When Not to Rewrite History

History rewrites are a heavy hammer. They're the right tool when:

  • A large file or secret was committed recently and the repo is private or has few external collaborators
  • You're shrinking a bloated repo before migrating it to a new host
  • A regulatory requirement forces removal (GDPR, copyright takedown)

They're the wrong tool when:

  • The repo is public and has been forked or cloned widely — your rewrite doesn't propagate to forks, and the leaked content is already in the wild
  • The "large file" is actually a working asset that needs to stay tracked — use Git LFS instead, which keeps the file accessible but stops it from bloating clones
  • The cost of disrupting every collaborator outweighs the disk-space gain

For ongoing large-file management — design assets, ML weights, compiled binaries that genuinely belong in the repo — Git LFS is the right answer.

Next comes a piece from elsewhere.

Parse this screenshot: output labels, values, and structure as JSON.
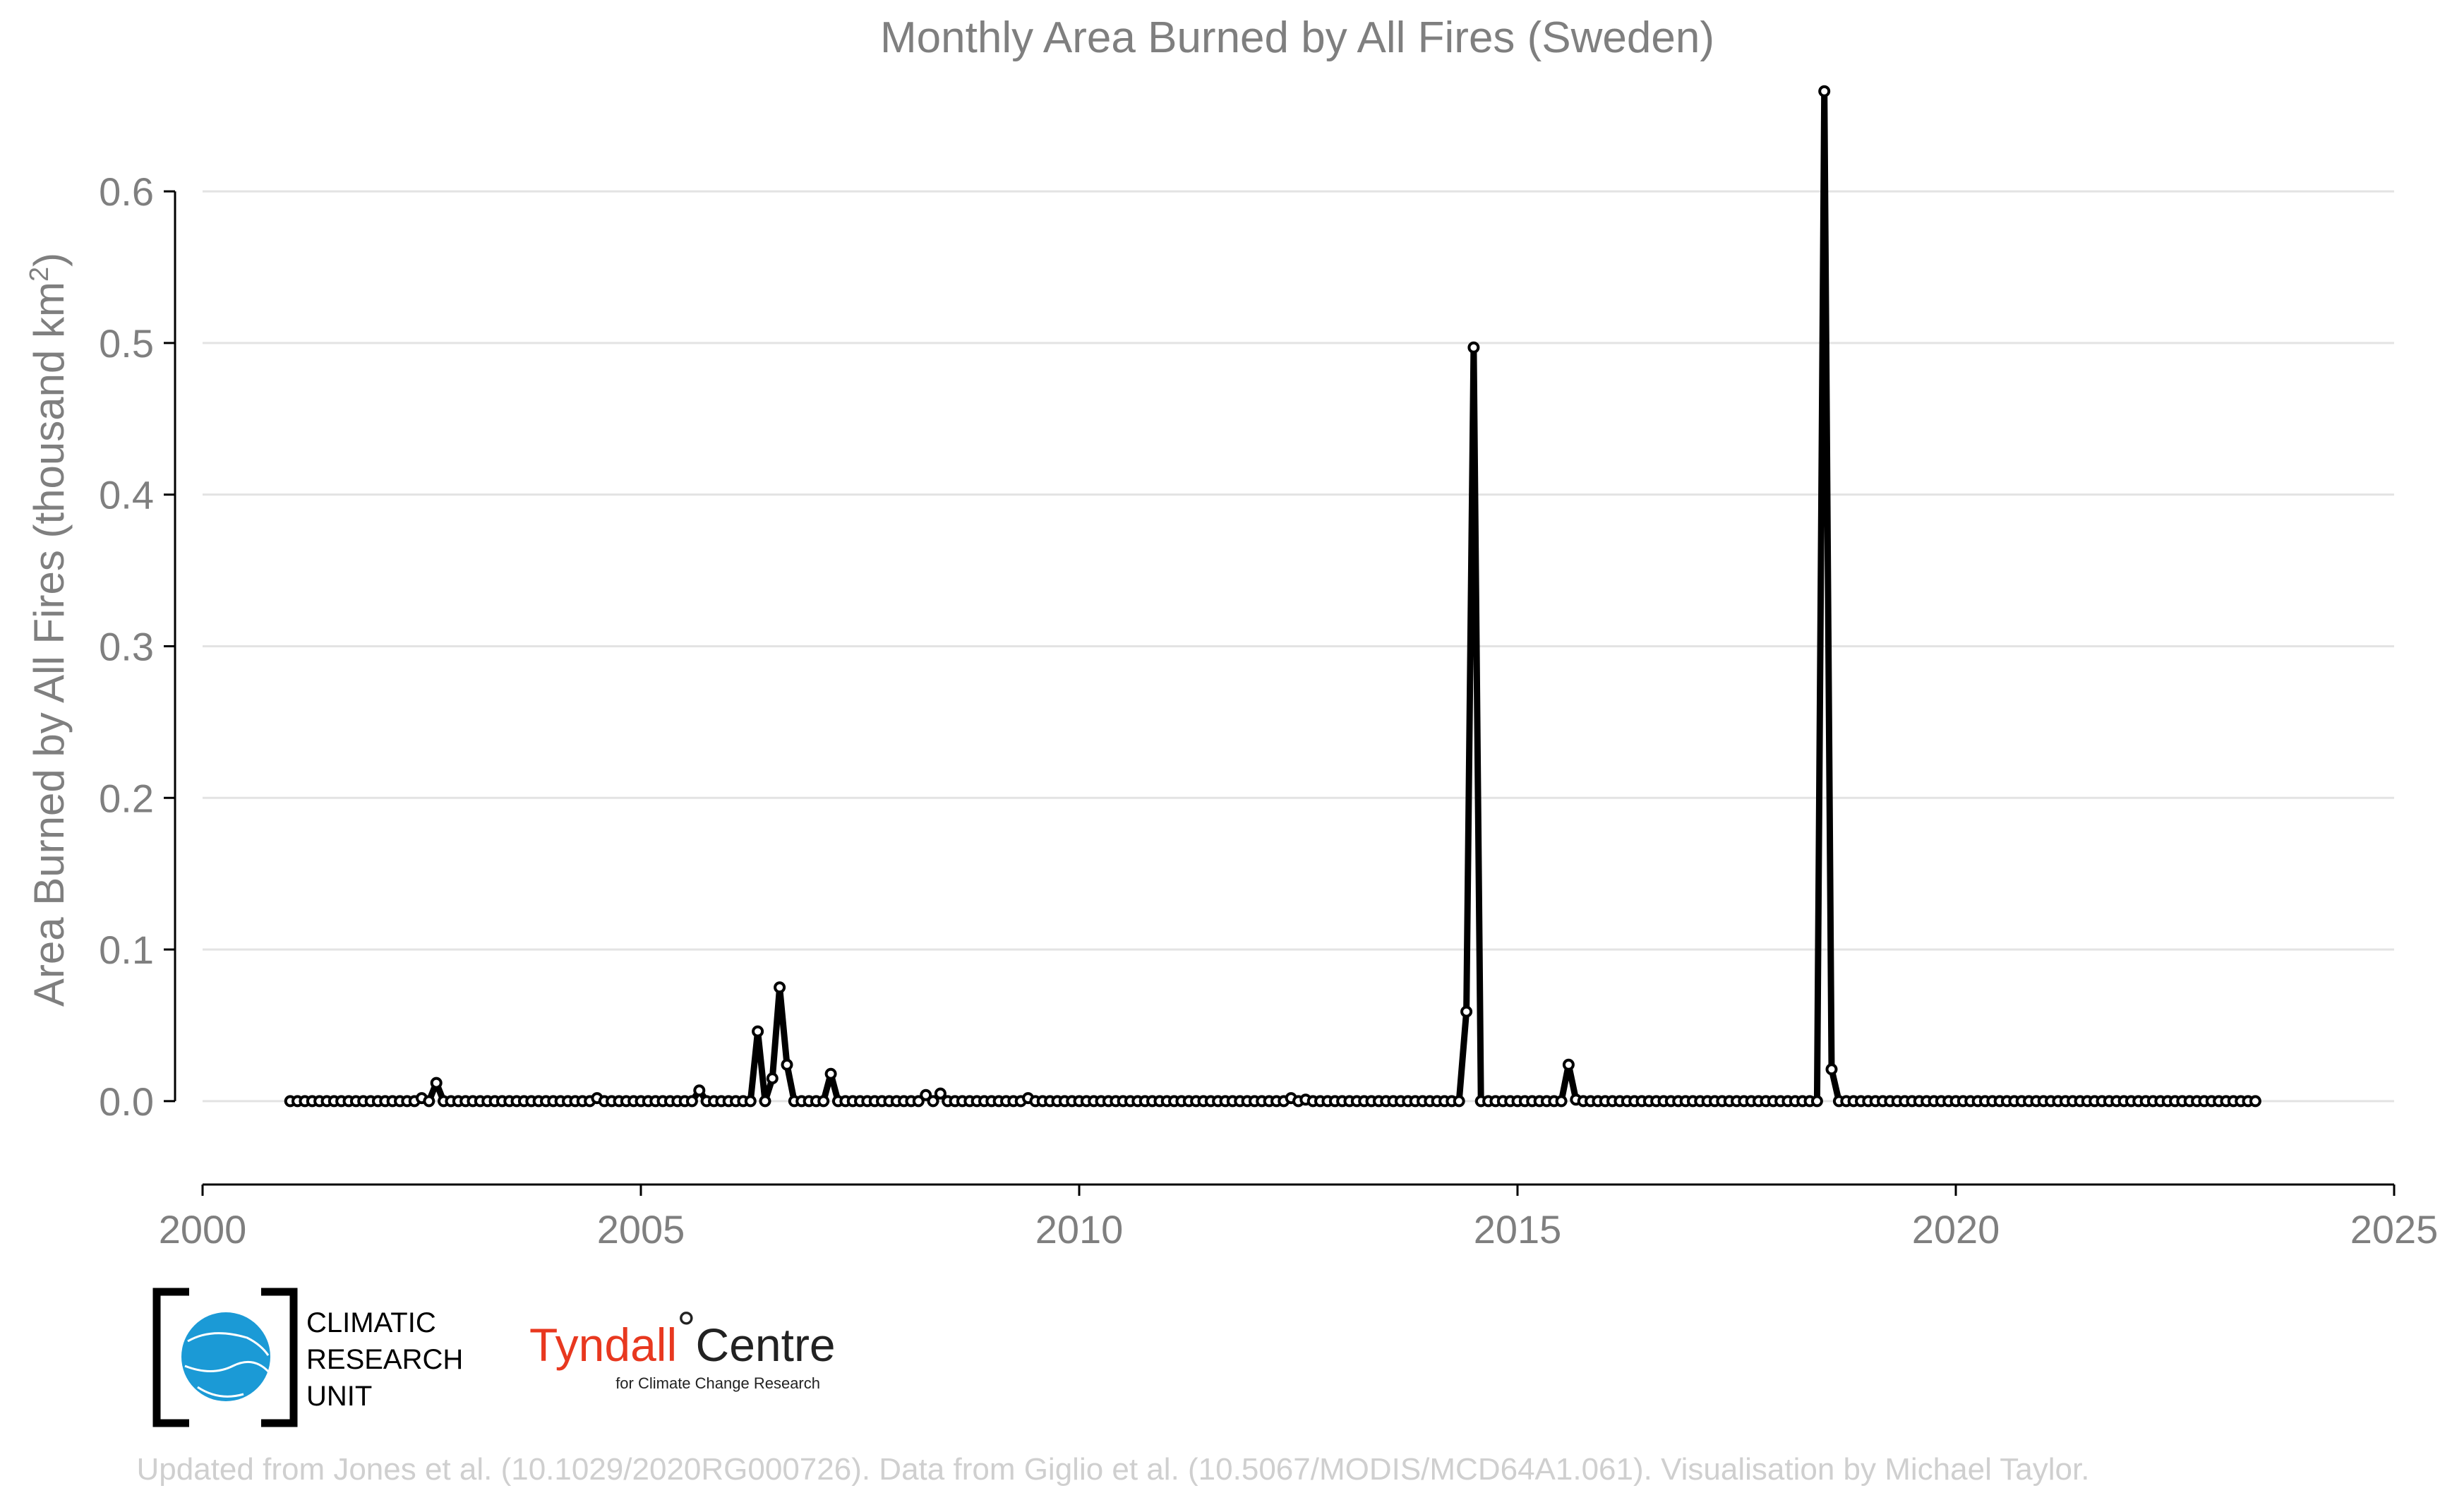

History rewriting is an emergency tool, not a workflow.


A Pre-Flight Checklist

Before running git filter-repo on a real repository:

  1. Mirror-clone to a throwaway directory.
  2. Run git filter-repo --analyze and review the size reports.
  3. Note the current HEAD SHA so you can compare counts before and after.
  4. Tell collaborators to push outstanding work and stop pushing during the rewrite window.
  5. If a secret leaked, rotate it now — don't wait for the rewrite.
  6. Run the rewrite and inspect the output for unexpected changes.
  7. Force-push, then verify remote history with a fresh clone before declaring victory.
  8. Run git gc locally and ask the host platform to GC the remote.

The whole process takes 10–30 minutes for a typical repository. Skipping the mirror clone is the most common way teams turn a routine cleanup into a recovery operation.